Diesel do nicely
This is a small, expensive diesel estate. Actually, it’s a small, Alpina estate; a rare-groove manufacturer with quite the following. The last generation of Alpina D3 (the ‘F30/F31’ BMW 3-Series) sold... 373 cars in the UK. What you might affectionately term ‘it’s still moving on my plate’ rare.
This D3 S is based upon the quietly magnificent M340d Touring xDrive, so you might question the logic behind spending more for essentially the same thing, because it’s not exactly spitting out loads more power. Alpina’s tweaks to BMW’s 3.0-litre diesel amount to a ‘high performance’ cooling system, liberating 350bhp (vs 335bhp in the M340d). Torque is up too: 538lb ft in the D3 S, vs 516lb ft in the M340d.
The suspension set-up is carried over wholesale from the faster, harder-charging petrol-powered B3 (a car with 450bhp and a proper M Division engine), and there’s new gearbox software to work with the tweaked diesel sixer, a new Comfort+ mode – said to offer near ‘imperceptible’ gearshifts – and a revised torque split for the 4WD system that’s more rear-biased.
Small but significant changes that add up to make… a wonderful car. It feels reassuringly hefty with a sense of quality oozing through all the touchpoints. There’s a lovely balance to the steering that gives it accuracy without feeling buzzy. The ride is expertly judged, too: Comfort+ allows the D3 to breathe a little easier over tougher surfaces without sacrificing the BMW’s inherent handling traits. You could do thousands of miles in this thing without flinching. You’d probably need a pee at some point, mind.

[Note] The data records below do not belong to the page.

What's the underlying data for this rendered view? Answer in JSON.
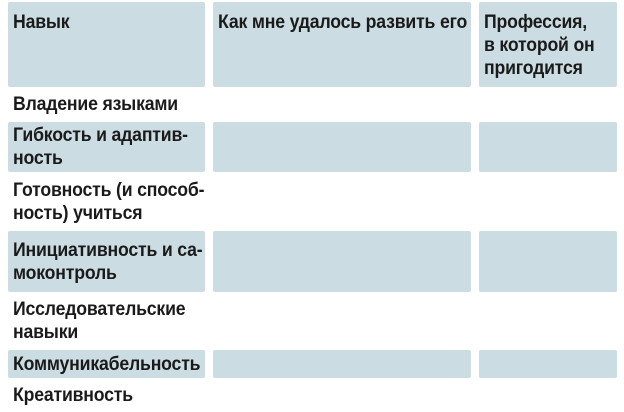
{
  "table": {
    "header": {
      "skill": "Навык",
      "development": "Как мне удалось развить его",
      "profession": "Профессия,\nв которой он\nпригодится"
    },
    "rows": [
      {
        "skill": "Владение языками",
        "development": "",
        "profession": "",
        "shaded": false
      },
      {
        "skill": "Гибкость и адаптив-\nность",
        "development": "",
        "profession": "",
        "shaded": true
      },
      {
        "skill": "Готовность (и способ-\nность) учиться",
        "development": "",
        "profession": "",
        "shaded": false
      },
      {
        "skill": "Инициативность и са-\nмоконтроль",
        "development": "",
        "profession": "",
        "shaded": true
      },
      {
        "skill": "Исследовательские\nнавыки",
        "development": "",
        "profession": "",
        "shaded": false
      },
      {
        "skill": "Коммуникабельность",
        "development": "",
        "profession": "",
        "shaded": true
      },
      {
        "skill": "Креативность",
        "development": "",
        "profession": "",
        "shaded": false
      }
    ]
  },
  "colors": {
    "row_shade": "#cbdde3",
    "text": "#1a1a1a",
    "background": "#ffffff"
  }
}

In Sport+ mode it moves and turns with a surprising amount of grace; surprising when you consider this D3 S weighs 2,010kg. And though you’d have to be a walking algorithm to notice the power hike between this and the ‘regular’ M340d, it’s still a mighty unit. The delivery is seamless, akin to a nat-asp car. Aim at horizon, squirt, arrive, boom.
Yes, Alpina doesn’t sell many – Lambo did more sales in one year than the old D3 did in five. So it’s a small, expensive, cool diesel estate that’s rarer than a Lambo.